Илья Туричин - Закон тридцатого. Люська

На нашем сайте KnigaRead.com Вы можете абсолютно бесплатно читать книгу онлайн Илья Туричин, "Закон тридцатого. Люська" бесплатно, без регистрации.
Перейти на страницу:

— И ничего смешного, — обиженно сказала Сима. — Они могли из него сделать скелет.

— Кто «они»?

— Ну, его враги.

— В каком же веке он, по-вашему, жил?

— В пятнадцатом! — выпалила Сима.

— Что ж, он неплохо сохранился для своих лет, — сказал Иван Васильевич и улыбнулся. Лицо его вдруг преобразилось, стало совсем мальчишечьим, белозубым и веселым. И весь девятый «в» улыбнулся в ответ. — Еще у кого какие есть предположения?

— Коротков Владимир… Скорее всего наш Иван Иванович был фашистом. Погиб в России. И из него сделали наглядное пособие.

Ребята загалдели.

— Сам ты фашист!

— Жиргут несчастный!

— Это ж надо додуматься!

— Дайте ему по шее!

— Сам дурак!

— Тихо! — густо сказал Иван Васильевич и, когда ребята успокоились, добавил: — Прежде всего вам надо научиться спорить. На глотку в споре никогда не возьмете. Драться надо не криком, а логикой. Бить фактами. И если чувствуете себя правым — отстаивать позицию до конца. Мне тоже не нравится эта гипотеза. Не нравится хотя бы потому, что неприятно иметь в классе скелет фашиста. Но опровергнуть ее мы с вами не имеем возможности. Нет фактов.

— Веселов Арсений, — Плюха шмыгнул носом. — Я — против. Иван Иванович справедлив, и его все любят. Так какой же он фашист?

В классе поднялся невообразимый шум.

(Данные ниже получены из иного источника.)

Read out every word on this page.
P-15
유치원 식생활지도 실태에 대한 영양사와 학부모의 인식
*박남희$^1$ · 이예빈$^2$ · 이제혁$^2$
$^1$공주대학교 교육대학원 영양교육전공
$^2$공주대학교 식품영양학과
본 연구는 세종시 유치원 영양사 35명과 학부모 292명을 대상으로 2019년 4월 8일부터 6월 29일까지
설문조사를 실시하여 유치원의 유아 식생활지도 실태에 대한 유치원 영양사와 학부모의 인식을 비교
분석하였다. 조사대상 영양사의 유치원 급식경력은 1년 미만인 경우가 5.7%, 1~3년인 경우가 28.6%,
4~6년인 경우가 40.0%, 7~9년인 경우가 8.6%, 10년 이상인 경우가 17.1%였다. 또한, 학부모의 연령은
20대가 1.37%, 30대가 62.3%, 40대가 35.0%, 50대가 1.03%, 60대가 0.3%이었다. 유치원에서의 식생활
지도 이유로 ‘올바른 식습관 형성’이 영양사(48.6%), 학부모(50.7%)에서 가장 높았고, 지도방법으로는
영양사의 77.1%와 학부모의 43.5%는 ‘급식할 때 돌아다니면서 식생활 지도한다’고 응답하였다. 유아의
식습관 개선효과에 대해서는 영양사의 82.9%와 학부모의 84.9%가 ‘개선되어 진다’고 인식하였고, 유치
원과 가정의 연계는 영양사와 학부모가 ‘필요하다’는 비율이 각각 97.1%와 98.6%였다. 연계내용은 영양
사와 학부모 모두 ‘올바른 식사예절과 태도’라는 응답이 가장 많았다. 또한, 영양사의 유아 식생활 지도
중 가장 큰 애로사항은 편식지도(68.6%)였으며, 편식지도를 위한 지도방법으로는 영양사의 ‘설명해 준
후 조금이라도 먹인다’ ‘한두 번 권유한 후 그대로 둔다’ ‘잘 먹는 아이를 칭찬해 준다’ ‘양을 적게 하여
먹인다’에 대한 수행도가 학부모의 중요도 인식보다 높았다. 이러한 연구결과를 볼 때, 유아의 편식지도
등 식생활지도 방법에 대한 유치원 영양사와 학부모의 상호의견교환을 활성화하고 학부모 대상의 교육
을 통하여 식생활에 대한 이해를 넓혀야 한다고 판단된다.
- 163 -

Смеялись все: и Иван Васильевич, и сам Плюха, понявший, что сморозил глупость, и даже Иван Иванович, казалось, тихо посмеивается.

Дверь открылась, и в ней появился Петр Анисимович. Осмотрел подозрительно класс. Заметив его, ребята быстро начали стихать. Встали.

— Я шел мимо. Слышу — веселье!

— Мы немного пофантазировали насчет скелета, — объяснил Иван Васильевич улыбаясь.

— Гм… А я полагал, что у вас урок литературы, — Петр Анисимович повернулся и вышел, плотно прикрыв за собой дверь.

Наступила неловкая тишина. Иван Васильевич покраснел.

— Так на чем мы остановились?

— На скелете, — подсказал Плюха.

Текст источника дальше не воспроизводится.